Слившиеся с толпой и никем не узнанные, мы шли вместе, Стэнли Рот и я, по широкой цементной дорожке, отделявшей пляж от витрин магазинчиков, раскрашенных в немыслимые цвета. На асфальтированной площадке в центре пляжа шумно играли в баскетбол молодые мускулистые парни.
Чуть поодаль желающих поднять штангу вдохновлял широкоплечий мужчина с узкой талией и перекачанными ногами. У самого края песка – там, где на берег едва заметной зыбью набегали волны, – повизгивали детишки, резвившиеся в неглубокой, всего по щиколотку, белой пене прибоя. Нас окружали тяжелоатлеты, культуристы, прыгуны с трамплина и бегуны, причем все они: юноши, старики, мужчины средних лет с волосами, выгоревшими от бесконечного пребывания на солнце, женщины и дети, – все без исключения находились в движении, плавном и ни на секунду не прерывавшемся. Повсюду открывался один и тот же вид, и круглый год здесь был один, никогда не кончавшийся сезон. Здесь не существовало ни вчера, ни завтра, был только один день, растянутый до бесконечности. И только одно, настоящее время, в котором имело значение лишь то, что вы чувствовали и как выглядели. Похоже, Стэнли Рот был тут как дома.
Вдруг глянув в сторону, Рот пошел через дорожку. Резко остановившись посередине, придержал меня рукой. Мимо нас, точно пущенная вдоль берега ракета, пролетела на роликах девчонка-подросток. Низко пригнувшись, она ничего не различала, кроме музыки, бьющей по мозгам из наушников. Рот убрал руку. Сделав еще несколько шагов, мы оказались возле оштукатуренного и выкрашенного в темно-зеленый цвет строения. В небольшом квадратном окошке, прорезанном слева от входной двери, красовались розово-неоновый фламинго и пальма.

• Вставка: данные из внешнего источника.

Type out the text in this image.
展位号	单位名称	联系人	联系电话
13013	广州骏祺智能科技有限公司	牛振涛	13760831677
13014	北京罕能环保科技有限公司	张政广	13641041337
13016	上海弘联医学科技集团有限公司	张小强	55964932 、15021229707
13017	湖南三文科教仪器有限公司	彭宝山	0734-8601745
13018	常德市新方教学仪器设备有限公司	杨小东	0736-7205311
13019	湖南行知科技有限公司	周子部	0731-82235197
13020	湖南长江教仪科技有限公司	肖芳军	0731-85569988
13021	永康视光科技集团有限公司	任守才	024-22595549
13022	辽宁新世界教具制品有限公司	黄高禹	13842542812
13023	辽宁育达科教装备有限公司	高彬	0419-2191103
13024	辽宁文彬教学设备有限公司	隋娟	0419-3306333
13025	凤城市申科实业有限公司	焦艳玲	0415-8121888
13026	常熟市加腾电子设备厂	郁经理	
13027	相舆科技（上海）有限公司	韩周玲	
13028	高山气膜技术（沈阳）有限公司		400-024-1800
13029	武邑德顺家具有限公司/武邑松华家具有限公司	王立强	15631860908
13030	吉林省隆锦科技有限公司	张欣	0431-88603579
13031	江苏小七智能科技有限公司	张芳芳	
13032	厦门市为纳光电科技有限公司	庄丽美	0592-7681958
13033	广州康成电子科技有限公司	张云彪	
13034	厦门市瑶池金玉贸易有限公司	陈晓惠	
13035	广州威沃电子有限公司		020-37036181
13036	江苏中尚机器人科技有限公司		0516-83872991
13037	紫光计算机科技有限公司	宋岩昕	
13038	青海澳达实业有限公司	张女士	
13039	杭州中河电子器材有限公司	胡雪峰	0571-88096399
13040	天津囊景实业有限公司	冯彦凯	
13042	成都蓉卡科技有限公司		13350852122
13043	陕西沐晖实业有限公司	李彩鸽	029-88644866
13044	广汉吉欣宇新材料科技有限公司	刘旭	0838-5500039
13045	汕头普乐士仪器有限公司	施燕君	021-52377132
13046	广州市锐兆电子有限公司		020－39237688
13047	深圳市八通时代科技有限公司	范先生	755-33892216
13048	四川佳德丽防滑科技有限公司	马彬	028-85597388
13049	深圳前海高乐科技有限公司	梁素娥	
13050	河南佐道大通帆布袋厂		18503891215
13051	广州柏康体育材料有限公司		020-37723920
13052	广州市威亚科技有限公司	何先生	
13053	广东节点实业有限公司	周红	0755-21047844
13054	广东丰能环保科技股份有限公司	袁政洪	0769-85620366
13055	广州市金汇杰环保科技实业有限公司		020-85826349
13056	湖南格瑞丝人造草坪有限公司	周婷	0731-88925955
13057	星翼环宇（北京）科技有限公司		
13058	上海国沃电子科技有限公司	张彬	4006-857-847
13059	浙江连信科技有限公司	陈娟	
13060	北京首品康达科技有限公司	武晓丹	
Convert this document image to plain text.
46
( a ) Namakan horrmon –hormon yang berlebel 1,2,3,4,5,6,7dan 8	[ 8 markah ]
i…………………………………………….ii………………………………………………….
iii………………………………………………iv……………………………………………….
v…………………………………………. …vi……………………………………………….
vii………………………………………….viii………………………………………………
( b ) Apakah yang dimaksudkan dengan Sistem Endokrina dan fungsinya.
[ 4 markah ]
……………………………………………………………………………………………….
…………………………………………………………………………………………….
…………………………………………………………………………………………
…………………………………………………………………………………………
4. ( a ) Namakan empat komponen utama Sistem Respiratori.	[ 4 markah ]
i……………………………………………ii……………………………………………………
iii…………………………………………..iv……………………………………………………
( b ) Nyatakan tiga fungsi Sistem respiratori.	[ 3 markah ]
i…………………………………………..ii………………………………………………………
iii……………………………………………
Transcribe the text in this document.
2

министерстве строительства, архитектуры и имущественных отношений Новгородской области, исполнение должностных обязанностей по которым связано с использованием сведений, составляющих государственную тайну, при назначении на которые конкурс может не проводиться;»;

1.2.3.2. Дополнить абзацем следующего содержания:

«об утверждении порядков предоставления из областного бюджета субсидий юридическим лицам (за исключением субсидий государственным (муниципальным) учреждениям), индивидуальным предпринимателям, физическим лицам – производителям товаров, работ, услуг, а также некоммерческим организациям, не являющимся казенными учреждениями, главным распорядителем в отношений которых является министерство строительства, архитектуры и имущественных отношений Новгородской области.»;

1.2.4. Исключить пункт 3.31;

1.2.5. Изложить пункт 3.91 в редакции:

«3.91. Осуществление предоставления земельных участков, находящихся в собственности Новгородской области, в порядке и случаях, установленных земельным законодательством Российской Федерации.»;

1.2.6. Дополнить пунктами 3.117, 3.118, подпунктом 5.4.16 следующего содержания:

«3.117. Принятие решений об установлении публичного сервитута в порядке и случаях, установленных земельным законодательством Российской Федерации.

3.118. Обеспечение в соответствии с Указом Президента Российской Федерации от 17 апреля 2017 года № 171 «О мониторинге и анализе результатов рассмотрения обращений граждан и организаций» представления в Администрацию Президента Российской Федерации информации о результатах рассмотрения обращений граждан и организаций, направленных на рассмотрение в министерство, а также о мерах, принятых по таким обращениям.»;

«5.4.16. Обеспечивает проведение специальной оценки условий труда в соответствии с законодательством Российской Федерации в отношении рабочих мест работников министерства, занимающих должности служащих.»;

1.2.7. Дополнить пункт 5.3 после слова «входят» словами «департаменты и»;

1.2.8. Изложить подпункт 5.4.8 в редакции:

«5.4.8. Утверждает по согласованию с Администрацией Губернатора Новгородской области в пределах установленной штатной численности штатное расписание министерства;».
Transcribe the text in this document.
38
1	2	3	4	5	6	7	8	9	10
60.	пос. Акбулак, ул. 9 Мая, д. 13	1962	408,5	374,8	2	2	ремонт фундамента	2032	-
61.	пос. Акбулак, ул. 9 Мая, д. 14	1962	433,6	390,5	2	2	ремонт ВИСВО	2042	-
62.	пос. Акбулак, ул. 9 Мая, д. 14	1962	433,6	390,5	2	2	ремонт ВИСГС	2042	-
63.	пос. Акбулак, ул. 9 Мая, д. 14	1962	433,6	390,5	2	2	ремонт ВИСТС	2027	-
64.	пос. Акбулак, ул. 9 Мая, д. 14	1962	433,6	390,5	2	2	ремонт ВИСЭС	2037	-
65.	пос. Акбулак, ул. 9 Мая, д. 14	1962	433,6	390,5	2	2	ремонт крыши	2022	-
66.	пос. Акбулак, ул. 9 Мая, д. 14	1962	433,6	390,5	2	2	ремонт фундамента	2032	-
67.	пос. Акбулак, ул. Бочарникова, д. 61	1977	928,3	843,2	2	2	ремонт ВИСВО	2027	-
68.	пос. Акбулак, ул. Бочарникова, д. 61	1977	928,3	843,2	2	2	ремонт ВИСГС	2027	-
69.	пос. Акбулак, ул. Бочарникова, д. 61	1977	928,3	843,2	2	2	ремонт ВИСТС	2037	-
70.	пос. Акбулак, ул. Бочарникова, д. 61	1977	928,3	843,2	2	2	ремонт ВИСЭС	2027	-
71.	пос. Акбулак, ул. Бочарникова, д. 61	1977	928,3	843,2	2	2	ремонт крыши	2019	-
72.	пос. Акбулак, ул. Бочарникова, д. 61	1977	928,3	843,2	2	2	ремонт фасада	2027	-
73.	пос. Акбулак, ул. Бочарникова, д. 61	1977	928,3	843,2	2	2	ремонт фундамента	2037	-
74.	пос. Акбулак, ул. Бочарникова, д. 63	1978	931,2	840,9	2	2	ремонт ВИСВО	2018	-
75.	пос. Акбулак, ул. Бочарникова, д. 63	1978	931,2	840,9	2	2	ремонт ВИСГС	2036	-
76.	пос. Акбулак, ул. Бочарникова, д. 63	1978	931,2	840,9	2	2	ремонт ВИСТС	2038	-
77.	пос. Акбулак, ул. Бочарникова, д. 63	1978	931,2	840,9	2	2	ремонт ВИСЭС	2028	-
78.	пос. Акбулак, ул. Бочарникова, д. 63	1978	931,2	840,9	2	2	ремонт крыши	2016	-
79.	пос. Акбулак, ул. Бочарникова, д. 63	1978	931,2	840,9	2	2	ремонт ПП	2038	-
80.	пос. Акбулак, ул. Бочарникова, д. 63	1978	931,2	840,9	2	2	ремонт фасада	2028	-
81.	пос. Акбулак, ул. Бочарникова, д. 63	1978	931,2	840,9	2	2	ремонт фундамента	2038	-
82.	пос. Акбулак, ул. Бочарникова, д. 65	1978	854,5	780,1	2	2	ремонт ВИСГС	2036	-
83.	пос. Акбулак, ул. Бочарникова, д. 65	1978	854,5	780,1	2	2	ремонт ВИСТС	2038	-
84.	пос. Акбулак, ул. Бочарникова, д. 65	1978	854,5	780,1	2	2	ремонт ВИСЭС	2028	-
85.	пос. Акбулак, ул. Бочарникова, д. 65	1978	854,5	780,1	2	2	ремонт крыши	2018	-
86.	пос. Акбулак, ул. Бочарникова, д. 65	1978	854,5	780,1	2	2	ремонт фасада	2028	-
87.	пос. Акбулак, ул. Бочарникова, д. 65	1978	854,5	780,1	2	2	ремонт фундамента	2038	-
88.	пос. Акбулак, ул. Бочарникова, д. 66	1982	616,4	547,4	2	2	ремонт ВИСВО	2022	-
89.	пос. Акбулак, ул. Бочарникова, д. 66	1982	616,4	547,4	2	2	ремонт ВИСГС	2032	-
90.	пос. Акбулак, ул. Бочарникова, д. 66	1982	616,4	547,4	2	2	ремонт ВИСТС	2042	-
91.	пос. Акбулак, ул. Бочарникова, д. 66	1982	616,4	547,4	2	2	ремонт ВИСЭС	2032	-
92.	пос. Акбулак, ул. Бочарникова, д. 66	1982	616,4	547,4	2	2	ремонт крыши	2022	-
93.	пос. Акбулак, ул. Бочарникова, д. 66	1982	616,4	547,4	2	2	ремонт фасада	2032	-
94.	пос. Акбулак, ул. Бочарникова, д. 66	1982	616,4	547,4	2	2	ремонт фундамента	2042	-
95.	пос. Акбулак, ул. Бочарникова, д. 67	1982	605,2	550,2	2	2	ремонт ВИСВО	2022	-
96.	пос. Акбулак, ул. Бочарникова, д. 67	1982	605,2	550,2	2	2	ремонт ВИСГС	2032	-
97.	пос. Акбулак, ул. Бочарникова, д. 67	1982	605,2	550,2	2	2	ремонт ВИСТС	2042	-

С уверенностью не раз бывавшего здесь человека Рот вошел внутрь. Секунду мои глаза привыкали к темноте, затем я увидел, что мы в небольшом баре или кафе. Напротив стойки у стены стояли четыре сдвинутых вместе столика, еще два располагались в углу. Бармен с всклокоченными седоватыми волосами и усталыми слезящимися глазами выглядел лет на шестьдесят, хотя ему с тем же успехом могло быть сорок. Одетый в сине-красную гавайскую рубашку, он равнодушно стоял за стойкой, засунув руки в карманы. Вид у него был такой, будто, стоя на перекрестке субботним вечером, он ждал хоть какого-нибудь происшествия. Нас он не замечал до тех пор, пока мы не сели, водрузив на стойку локти. Тогда бармен кивнул Стэнли Роту – так, как обычно приветствуют незнакомых людей, с которыми виделись достаточно часто, чтобы запомнить. Бармен не знал, кто такой Стэнли Рот. Впрочем, заглянув в его потухшие глаза, я засомневался, возымеет ли эффект имя Стэнли Рота, если произнести его вслух.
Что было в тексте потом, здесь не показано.